オーストラリア北部における雨量の季節変化は,明瞭な雨季(11~4月頃)と乾季(5~10月頃)を示します。雨季のうち,東風である貿易風が反転して西風が卓越する期間には,年降水量の約半分に達する多量の降水がもたらされます。この西風,あるいはそれが卓越する期間や現象のことを,(夏季)オーストラリアモンスーンとよびます。オーストラリアモンスーンは典型的に12月後半から3月前半にかけて続きます(Suppiah 1992; Drosdowsky 1996; Kajikawa et al. 2010など)。
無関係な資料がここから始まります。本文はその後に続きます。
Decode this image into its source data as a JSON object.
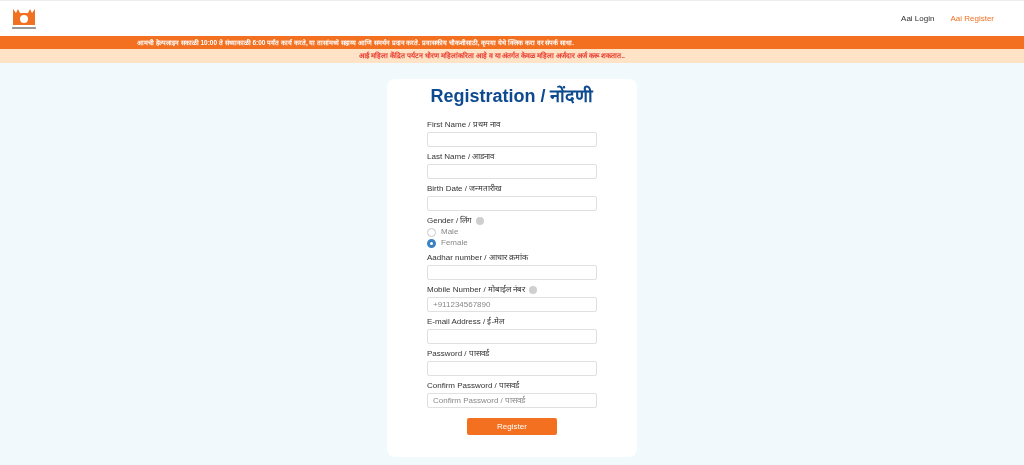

オーストラリアモンスーンの経年変動は,熱帯オーストラリアにおける農畜産業に重要であるばかりでなく,東アジアの冬季の気候へと赤道を越えた影響も及ぼします。Sekizawa et al. (2021) は平年より強い(弱い)オーストラリアモンスーンが,冬季東アジアモンスーンの強化(弱化)やオホーツク海氷の減少(増加)をもたらすことを示しました。オーストラリアモンスーンの活動はラニーニャ現象との相関を部分的に示しますが,モンスーンシステムに固有の内部変動が卓越することが知られています(Sekizawa et al. 2018; 2023)。

季節内の時間スケールにおいても,オーストラリア北部の降水量は大きな変動を示します。夏季モンスーン期は複数の活発期(monsoon burst)とその間のmonsoon breakとからなることが多く,主に南半球中緯度の大気擾乱(Berry & Reeder 2016; Narsey et al. 2017)や熱帯域のマッデン・ジュリアン振動(MJO; Hendon & Liebmann 1990; Wheeler et al. 2009)にともなって変動します。